Multidimensional scaling (MDS), shown in the scatterplots below, transforms all our high-dimensional and sparse text description data and helps us see macys.com in a more accurate and simple two-dimensional scale - we can easily tell that macys.com is similar to other big online retail stores like Amazon, Kohl's, and Walmart. Surprisingly, it is also similar to news sites like Buzzfeed and Lifehacker. Lastly, our MDS plots advise that Macy's may consider striking a balance between acting as a big online retail generalist (as also found previously in our LDA visualization) for a variety of products and acting as a specialist like Nordstrom in wedding search (and we will compare their website rankings using our MDS findings here later on in a bubble plot).

Again, emphasizing what we said before about carefully visualizing in an a clear, illuminating perspective, we also use hierarchical clustering analysis to produce the figure below, known as a "dendrogram," to double check, compare with MDS, and give us a sense as to where Macy's stands.

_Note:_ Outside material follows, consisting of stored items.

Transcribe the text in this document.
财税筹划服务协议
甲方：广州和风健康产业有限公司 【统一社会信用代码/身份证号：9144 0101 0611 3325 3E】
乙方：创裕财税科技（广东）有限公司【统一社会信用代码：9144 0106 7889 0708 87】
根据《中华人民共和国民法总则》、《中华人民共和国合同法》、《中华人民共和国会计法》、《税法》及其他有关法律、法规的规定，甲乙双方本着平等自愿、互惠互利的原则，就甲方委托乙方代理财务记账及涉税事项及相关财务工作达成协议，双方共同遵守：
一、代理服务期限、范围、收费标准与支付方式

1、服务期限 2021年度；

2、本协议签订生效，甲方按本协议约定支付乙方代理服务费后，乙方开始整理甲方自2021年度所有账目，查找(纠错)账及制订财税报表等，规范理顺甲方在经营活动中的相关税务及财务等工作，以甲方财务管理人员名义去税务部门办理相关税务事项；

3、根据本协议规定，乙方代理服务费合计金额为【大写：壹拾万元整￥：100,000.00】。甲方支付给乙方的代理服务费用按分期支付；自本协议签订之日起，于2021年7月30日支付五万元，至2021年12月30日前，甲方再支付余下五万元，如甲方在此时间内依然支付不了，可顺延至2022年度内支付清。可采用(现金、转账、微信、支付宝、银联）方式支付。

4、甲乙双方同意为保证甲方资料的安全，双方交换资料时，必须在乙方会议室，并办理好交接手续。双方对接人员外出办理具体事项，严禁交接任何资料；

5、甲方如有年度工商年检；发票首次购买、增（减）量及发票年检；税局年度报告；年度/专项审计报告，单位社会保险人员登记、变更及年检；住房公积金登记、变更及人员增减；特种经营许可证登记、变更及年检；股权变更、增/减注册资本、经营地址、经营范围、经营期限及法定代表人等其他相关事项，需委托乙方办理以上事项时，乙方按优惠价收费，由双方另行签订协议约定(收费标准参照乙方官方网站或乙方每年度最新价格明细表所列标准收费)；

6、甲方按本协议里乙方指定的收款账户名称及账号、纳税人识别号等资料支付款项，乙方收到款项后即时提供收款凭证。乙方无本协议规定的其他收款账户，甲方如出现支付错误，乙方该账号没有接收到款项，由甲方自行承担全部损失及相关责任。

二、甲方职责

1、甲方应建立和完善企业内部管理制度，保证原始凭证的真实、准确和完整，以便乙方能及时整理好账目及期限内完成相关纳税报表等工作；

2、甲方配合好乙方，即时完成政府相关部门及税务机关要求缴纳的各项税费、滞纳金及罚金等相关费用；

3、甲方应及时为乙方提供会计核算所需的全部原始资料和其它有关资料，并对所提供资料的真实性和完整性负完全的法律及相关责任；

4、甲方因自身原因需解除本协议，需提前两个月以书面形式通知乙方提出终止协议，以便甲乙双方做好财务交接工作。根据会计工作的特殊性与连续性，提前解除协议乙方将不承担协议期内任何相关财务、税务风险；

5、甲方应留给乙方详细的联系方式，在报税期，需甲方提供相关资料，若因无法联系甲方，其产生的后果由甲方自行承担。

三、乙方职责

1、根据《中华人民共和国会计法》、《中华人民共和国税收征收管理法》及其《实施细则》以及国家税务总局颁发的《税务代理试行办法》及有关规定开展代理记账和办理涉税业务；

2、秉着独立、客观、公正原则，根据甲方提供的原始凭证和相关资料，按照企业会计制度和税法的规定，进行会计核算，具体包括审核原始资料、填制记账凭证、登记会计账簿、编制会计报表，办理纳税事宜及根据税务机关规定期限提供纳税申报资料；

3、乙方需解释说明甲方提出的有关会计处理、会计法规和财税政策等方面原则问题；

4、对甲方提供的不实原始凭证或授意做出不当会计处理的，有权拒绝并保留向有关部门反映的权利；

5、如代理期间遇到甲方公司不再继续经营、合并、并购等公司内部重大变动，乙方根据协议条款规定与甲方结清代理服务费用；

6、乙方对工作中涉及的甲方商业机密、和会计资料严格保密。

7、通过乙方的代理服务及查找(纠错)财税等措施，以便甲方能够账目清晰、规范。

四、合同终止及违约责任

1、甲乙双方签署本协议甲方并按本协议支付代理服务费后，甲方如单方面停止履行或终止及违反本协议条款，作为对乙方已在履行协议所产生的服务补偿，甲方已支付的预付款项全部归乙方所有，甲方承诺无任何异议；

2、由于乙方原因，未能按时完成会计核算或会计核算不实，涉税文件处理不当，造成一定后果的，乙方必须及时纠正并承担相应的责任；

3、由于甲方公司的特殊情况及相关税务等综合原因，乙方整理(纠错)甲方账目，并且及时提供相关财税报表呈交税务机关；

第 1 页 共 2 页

The difference between the dendrogram and MDS is that the dendrogram is hierarchical, whereas MDS is flat. This is shown in how MDS treats each data point equally like a particle that repels and attracts every other particle until equilibrium/stability is reached and the similarity distances become fixed. However, the dendrogram compares similarity distances incrementally, step-by-step, one pair at a time like Noah and the Ark. As a result, our dendrogram shows that Macy's is the middle of "personalcreations.com" and two other significant subgroups.

Despite their difference, the dendrogram and MDS both attempt to visualize similarity and demonstrate that there seems to be ~4-5 clusters of websites. The type of clusters still remain open to interpretation, say big retailers, specialist websites, personal/handcrafted gifts, newest wedding fashions, etc. Perhaps another similarity definition may be used instead in the future, such as Jaccard/Tanimoto (clipping word appearances to 0-1) or cosine similarity (heard it's nice to use for sparse data like our text). The dendrogram and MDS currently use Euclidian similarity, on which a neat reference and intuitive explanation is provided by Sang's blogpost on points and distances.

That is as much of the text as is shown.